Pemandangan di lobi Royal Festival Hall saat konser Hades berlangsung menjadi bukti nyata pergeseran demografi penonton. Kerumunan yang hadir bukanlah tipikal penonton orkestra yang mengenakan gaun malam atau setelan jas. Sebaliknya, mereka datang dengan berbagai kostum karakter game, pakaian kasual, dan semangat yang lebih mirip pengunjung festival musik.

Suasana ini jauh berbeda dengan konser klasik pada umumnya. Saat orkestra memainkan karya Mozart atau Bach, penonton biasanya duduk tenang dan memberikan tepuk tangan sopan di akhir alunan. Namun, ketika musik dari Final Fantasy atau Persona dimainkan, penonton tak segan bernyanyi bersama, berdiri memberikan standing ovation di setiap movement, bahkan berteriak histeris saat melodi ikonik mulai terdengar. Dampak Ekonomi dan Apresiasi Musik Game

Fenomena ini bukan sekadar tentang kesenangan semata, melainkan juga menjadi sumber pendapatan penting bagi para musisi dan orkestra. Diperkirakan, musik untuk film dan televisi kini mencakup sekitar 30 persen dari output musiman orkestra tur. Dengan masuknya musik game ke dalam campuran tersebut, angka ini diprediksi akan terus bertambah.

Para konduktor dan musisi orkestra pun mengaku senang dengan kehadiran penonton baru ini. Mereka melihat energi dan antusiasme yang berbeda dari penonton game. Hal ini dianggap sebagai angin segar yang merevitalisasi industri musik klasik yang selama ini terkesan kaku dan formal. Momen Emosional dan Kreativitas Manusia

Salah satu momen paling berkesan terjadi saat encore konser Baldur's Gate 3. Komposer Borislav Slavov naik ke panggung bersama aktor Andrew Wincott dan penyanyi Mariya Anastasova untuk membawakan lagu "Raphael's Final Act". Penonton yang memenuhi aula langsung berteriak histeris, menunjukkan apresiasi mendalam terhadap karya seni yang mereka cintai.

Bagi banyak pengunjung, konser ini adalah pengalaman emosional yang mendalam. Seorang pengunjung mengaku menangis saat mendengar musik dari Final Fantasy 8. Sementara itu, penonton lain meninggalkan konser Persona Grooves dengan wajah yang sakit karena terlalu banyak tersenyum, terpukau oleh keceriaan para pemain di atas panggung.
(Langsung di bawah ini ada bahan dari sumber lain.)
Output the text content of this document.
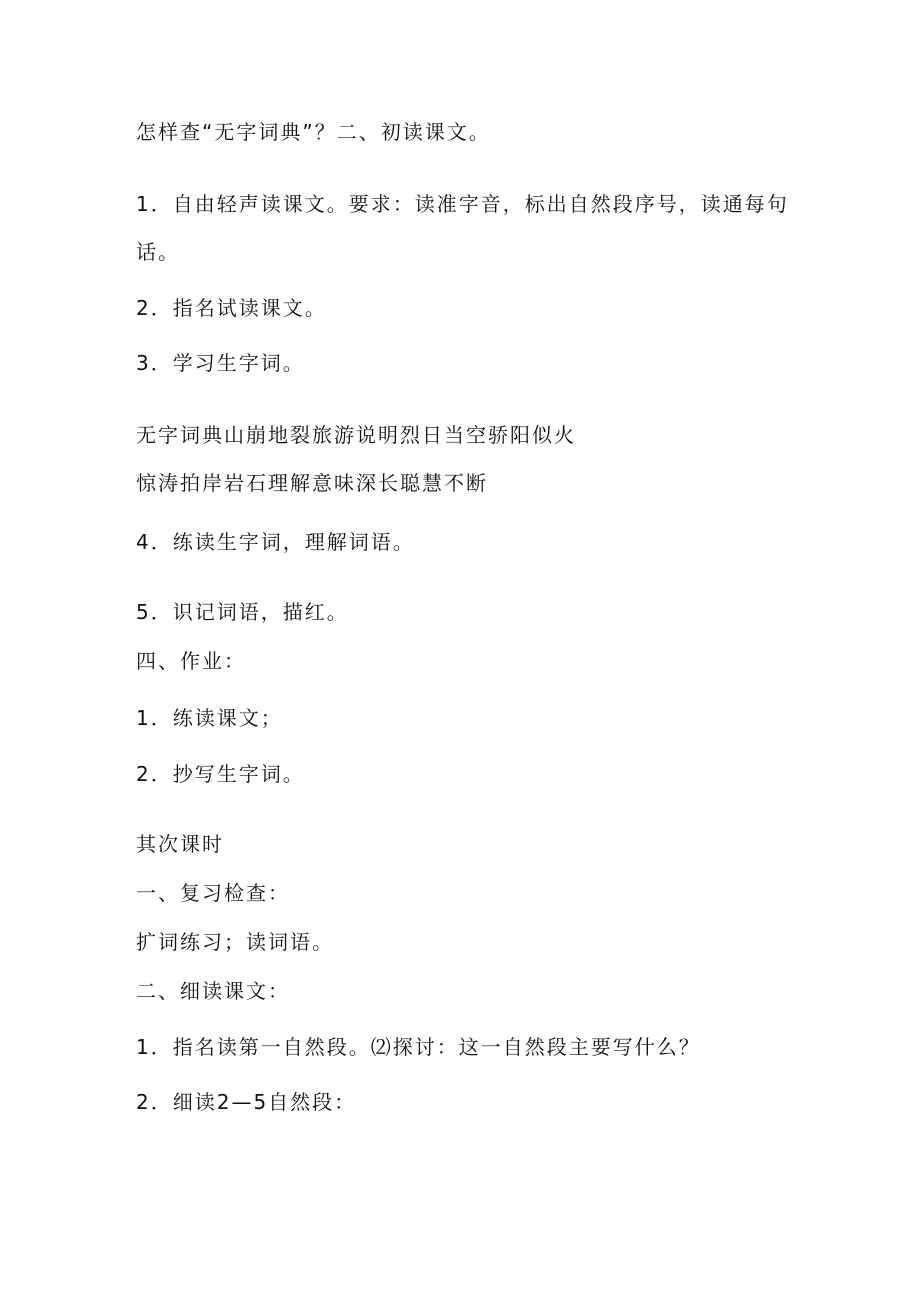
怎样查“无字词典”？二、初读课文。

1．自由轻声读课文。要求：读准字音，标出自然段序号，读通每句

话。

2．指名试读课文。

3．学习生字词。

无字词典山崩地裂旅游说明烈日当空骄阳似火

惊涛拍岸岩石理解意味深长聪慧不断

4．练读生字词，理解词语。

5．识记词语，描红。

四、作业：

1．练读课文；

2．抄写生字词。

其次课时

一、复习检查：

扩词练习；读词语。

二、细读课文：

1．指名读第一自然段。⑵探讨：这一自然段主要写什么？

2．细读2—5自然段：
Masa Depan Pertunjukan Musik Game

Keberhasilan konser-konser ini membuktikan bahwa musik game memiliki tempat istimewa di hati para penggemarnya dan memberikan peluang baru bagi industri orkestra. Di tengah ancaman kecerdasan buatan generatif terhadap karya seni, pertunjukan live seperti ini menjadi bukti nyata bahwa kreativitas dan skill manusia tidak bisa direplikasi. Konser ini adalah perayaan murni dari kreativitas, bakat, dan koneksi emosional yang terjalin antara pemain dan game favoritnya.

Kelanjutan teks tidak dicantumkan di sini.